A Lasting Power of Attorney (LPA) is a document confirming that someone (the attorney) has the authority to make decisions about your finances, health and welfare.
In the event that you lose your mental capacity to make decisions or simply no longer want to handle your own affairs, an attorney will be given the authority to make decisions for you. This could include where you are cared for or live, your daily routine and diet, medical care and treatment options.
You will have to choose if your attorney is given the right to make decisions about life-sustaining treatment such as artificial ventilation or CPR. If this right is not given to your attorney, it would then be up to the medical team in charge of your care to decide the most appropriate life-sustaining treatment.
In this case, an attorney cannot demand treatment on the person’s behalf but has the right to access the person’s medical records. If a care manager or doctor thinks that an attorney is not acting in the person’s best interests, they can challenge their decisions.
Being next of kin does not grant legal authority to make decisions on behalf of a relative, whether regarding health care or finances. This misconception often arises in situations such as hospitalisation, where individuals believe their familial relationship automatically gives them decision-making rights. However, the reality is that such decisions require a Lasting Power of Attorney (LPA) to be in place. An LPA empowers individuals to appoint someone to act on their behalf, making decisions about their welfare and finances if they become unable to do so themselves.
A Power of Attorney provides a legal framework for decision-making and financial management, protecting both the individual creating it and the appointed attorney. This document ensures clarity and accountability in decision-making processes, especially in situations where capacity is lost. It is essential to plan one's estate within legal parameters, including appointing attorneys and clearly outlining wishes, to avoid potential family conflicts and ensure a smooth transition of responsibilities when needed.
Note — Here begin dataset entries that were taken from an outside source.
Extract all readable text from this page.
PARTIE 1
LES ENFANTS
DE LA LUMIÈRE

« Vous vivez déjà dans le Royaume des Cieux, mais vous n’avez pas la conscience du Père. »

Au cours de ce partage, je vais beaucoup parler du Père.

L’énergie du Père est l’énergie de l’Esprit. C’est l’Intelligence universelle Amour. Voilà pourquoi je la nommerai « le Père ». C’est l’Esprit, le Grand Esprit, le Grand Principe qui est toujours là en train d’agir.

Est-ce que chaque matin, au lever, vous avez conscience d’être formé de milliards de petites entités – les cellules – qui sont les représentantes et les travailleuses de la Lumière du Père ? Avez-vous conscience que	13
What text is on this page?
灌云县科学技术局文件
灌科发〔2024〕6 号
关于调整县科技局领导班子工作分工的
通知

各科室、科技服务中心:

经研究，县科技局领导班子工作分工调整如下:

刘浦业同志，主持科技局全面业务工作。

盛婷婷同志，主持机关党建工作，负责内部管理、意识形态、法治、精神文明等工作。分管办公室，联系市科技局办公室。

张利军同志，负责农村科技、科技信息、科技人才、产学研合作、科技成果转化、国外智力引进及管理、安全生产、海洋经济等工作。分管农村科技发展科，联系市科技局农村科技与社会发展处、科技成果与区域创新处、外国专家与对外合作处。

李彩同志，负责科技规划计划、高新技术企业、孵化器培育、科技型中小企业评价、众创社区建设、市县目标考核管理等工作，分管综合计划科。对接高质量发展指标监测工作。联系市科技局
No, in the UK, a Lasting Power of Attorney (LPA) does not continue to be valid after the donor’s death.
If you have the mental capacity to do so, you can end a lasting power of attorney yourself as the donor by sending the original LPA to the Office of Public Guardian and completing a “deed of revocation” which is a statement confirming that you are ending the LPA. This will need to be signed and witnessed.
Other ways an LPA can end are if the attorney loses their ability to make decisions on behalf of the donor and therefore they are no longer able to act in their best interests. Alternatively, if the attorney is married to the donor and they divorce, the LPA ends. The LPA will also end if the attorney dies or becomes bankrupt.